The CMC Orchestra provided a well-balanced accompaniment for the Chorale, with all of the different styles in Jenkins' composition that had unusual ethereal tonalities, Oriental flavors, clockwork pulsations, and a touch of minimalism. It was quite a mixed bag.

After intermission, Heidrich thanked Joanne Morrow of WMNR-FM (88.1) radio for broadcasting the piece, inspiring her to perform it with the CMC. The station has been doing a fine job in the fine arts for as long as I can remember. In fact it is celebrating its 25th anniversary this year.

Some of Jenkins' work is undoubtedly familiar to TV viewers, from the commercial success he's enjoyed with many advertisements. The CMC Orchestra played his "Diamond Music" with color and clarity. The Chorale was all smiles singing the Delta Airline theme "Adiemus." It had a Caribbean bounce, with May Steinberg sounding cool on her recorder.

Pieces like this have a nice way of working their way into your head, making you want to hear more.
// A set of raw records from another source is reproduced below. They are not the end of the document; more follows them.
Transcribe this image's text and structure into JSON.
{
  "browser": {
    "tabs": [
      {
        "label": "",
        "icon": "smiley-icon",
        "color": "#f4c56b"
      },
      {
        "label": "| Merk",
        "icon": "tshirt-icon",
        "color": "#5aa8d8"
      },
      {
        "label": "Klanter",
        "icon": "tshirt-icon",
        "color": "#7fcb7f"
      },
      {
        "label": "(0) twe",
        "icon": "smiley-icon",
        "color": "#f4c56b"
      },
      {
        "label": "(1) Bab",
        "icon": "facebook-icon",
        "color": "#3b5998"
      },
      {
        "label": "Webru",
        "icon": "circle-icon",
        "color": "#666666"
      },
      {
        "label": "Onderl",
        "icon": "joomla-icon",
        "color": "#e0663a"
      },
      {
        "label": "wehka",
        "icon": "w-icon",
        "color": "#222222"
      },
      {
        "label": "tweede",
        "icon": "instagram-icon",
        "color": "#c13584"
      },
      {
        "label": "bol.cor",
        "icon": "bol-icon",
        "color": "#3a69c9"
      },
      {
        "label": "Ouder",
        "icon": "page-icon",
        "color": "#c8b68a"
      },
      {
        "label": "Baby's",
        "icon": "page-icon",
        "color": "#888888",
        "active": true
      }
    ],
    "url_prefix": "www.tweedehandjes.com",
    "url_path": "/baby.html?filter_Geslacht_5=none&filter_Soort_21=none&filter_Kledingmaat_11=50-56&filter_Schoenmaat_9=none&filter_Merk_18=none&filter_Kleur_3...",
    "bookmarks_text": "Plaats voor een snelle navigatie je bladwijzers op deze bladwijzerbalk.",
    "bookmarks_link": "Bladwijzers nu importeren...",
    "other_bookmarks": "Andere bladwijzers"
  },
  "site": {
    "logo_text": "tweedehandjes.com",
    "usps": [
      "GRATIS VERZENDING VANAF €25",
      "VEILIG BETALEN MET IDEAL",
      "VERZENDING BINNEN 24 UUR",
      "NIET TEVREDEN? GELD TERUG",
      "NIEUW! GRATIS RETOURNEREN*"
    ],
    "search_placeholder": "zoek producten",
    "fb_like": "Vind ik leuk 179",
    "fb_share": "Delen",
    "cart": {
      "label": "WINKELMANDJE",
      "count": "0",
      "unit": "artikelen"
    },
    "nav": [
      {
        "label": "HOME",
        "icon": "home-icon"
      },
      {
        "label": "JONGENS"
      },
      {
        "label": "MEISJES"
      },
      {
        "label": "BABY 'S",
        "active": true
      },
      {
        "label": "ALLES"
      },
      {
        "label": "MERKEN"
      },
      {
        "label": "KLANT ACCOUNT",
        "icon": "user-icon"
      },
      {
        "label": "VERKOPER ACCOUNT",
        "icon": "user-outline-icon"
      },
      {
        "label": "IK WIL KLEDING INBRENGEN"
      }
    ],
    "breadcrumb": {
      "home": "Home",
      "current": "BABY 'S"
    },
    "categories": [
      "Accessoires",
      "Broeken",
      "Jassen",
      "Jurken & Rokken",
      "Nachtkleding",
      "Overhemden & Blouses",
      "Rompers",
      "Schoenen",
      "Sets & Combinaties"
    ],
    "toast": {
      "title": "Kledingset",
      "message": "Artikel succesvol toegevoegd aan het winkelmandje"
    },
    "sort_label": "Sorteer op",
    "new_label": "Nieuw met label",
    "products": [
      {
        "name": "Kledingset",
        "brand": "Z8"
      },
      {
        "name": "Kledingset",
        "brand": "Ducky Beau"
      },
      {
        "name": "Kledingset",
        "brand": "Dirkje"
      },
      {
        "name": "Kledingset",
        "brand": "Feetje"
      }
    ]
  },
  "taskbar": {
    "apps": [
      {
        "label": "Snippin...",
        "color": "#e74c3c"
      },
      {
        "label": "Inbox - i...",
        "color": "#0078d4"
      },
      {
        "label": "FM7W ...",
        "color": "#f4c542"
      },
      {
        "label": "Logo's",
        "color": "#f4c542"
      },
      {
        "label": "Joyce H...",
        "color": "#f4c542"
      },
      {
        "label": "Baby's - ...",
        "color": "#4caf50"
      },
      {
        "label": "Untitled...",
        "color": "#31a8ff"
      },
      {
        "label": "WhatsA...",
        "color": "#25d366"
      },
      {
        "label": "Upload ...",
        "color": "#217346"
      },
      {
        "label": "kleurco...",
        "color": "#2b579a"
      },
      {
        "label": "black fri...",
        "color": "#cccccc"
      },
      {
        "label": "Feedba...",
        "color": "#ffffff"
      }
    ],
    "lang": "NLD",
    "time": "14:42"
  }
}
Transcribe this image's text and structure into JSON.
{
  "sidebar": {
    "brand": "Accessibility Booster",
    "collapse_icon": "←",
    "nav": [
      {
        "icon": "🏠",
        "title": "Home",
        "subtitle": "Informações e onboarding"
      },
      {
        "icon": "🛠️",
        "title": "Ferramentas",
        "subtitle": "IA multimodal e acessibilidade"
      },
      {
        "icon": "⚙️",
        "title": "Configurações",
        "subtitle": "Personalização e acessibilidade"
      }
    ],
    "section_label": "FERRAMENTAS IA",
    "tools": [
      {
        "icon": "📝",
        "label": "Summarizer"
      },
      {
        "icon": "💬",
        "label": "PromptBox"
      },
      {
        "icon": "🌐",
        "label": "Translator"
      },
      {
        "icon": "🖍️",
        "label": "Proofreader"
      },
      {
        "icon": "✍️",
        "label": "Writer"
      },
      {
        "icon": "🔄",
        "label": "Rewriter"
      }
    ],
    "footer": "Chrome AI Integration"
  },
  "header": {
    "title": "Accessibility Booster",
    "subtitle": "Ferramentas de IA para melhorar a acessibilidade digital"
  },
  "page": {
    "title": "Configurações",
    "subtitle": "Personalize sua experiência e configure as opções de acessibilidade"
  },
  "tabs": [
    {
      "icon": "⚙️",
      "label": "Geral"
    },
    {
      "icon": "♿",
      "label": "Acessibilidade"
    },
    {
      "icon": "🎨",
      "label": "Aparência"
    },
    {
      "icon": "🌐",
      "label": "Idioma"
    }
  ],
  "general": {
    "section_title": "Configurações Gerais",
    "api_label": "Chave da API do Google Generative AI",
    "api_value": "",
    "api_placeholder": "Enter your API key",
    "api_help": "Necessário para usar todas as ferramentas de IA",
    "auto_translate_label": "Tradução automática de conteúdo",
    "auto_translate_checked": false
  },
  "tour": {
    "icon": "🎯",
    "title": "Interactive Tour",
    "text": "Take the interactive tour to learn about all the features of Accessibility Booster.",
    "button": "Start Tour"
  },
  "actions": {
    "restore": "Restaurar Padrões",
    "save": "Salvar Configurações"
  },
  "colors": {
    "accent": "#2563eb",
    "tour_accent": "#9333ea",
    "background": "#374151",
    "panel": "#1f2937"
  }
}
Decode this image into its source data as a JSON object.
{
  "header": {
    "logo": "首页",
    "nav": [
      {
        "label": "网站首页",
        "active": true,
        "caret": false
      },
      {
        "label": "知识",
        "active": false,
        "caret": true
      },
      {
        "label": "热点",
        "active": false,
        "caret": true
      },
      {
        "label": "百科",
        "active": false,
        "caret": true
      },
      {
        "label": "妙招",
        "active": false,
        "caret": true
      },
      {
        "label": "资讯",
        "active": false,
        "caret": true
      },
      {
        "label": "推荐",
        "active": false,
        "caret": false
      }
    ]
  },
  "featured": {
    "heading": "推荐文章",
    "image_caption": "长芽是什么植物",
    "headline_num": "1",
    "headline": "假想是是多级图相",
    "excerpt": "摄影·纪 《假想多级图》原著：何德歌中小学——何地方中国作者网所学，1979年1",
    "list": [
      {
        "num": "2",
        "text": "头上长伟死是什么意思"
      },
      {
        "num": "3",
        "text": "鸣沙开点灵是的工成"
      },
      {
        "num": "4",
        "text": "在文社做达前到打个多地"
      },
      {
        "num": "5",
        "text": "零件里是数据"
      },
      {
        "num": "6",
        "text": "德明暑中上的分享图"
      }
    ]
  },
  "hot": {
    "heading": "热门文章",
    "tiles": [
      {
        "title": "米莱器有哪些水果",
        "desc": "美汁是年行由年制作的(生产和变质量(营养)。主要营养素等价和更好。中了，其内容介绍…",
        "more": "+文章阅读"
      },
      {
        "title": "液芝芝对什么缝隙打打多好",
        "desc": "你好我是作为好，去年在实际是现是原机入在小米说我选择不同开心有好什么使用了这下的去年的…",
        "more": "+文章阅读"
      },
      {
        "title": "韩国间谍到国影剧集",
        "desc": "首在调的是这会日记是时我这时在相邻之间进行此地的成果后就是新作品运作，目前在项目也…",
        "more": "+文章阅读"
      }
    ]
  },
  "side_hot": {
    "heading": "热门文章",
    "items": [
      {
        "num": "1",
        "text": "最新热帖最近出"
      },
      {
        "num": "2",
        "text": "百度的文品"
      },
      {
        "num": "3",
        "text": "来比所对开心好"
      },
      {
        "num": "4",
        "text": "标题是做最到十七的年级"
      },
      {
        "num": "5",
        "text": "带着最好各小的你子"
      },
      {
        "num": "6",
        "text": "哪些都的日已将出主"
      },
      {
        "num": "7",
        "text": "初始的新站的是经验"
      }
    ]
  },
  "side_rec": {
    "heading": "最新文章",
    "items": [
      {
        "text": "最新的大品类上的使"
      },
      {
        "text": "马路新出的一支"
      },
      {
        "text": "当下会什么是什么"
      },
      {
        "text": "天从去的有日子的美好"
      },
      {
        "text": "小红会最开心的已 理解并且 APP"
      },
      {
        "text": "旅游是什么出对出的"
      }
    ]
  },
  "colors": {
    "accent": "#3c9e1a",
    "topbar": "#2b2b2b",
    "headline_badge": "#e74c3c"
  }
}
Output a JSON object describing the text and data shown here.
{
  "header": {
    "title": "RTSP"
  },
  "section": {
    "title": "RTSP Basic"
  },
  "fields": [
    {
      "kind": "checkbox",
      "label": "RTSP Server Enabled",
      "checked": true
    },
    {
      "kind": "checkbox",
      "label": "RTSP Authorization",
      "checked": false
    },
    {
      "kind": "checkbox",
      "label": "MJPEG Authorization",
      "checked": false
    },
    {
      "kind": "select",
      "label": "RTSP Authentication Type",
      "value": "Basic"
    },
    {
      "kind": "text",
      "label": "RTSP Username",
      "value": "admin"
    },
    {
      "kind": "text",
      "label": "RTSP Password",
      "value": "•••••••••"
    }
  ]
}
Fortunately, most CMC concerts are recorded, and hopefully the CD from this performance will be available in the near future.

"The One Hundredth Psalm Tune," as arranged by Ralph Vaughn Williams (1872 "" 1958), featured Joseph Jacovino, Jr. on organ. They filled the tabernacle with a majestic version of the regal Old English hymn.

"Bless Ye the Lord (Benedicite)" by Vaughn Williams was full of vim and vigor with crashing cymbals, and the CMC plunging into an ocean of music, creating some waves. The frequent shifts in key signatures created an interesting sense of tonal variety. Soprano soloist Louise Fauteux had a clear and pleasant voice that rose above the Chorale and Orchestra, somehow able to sing both with and apart from all of them.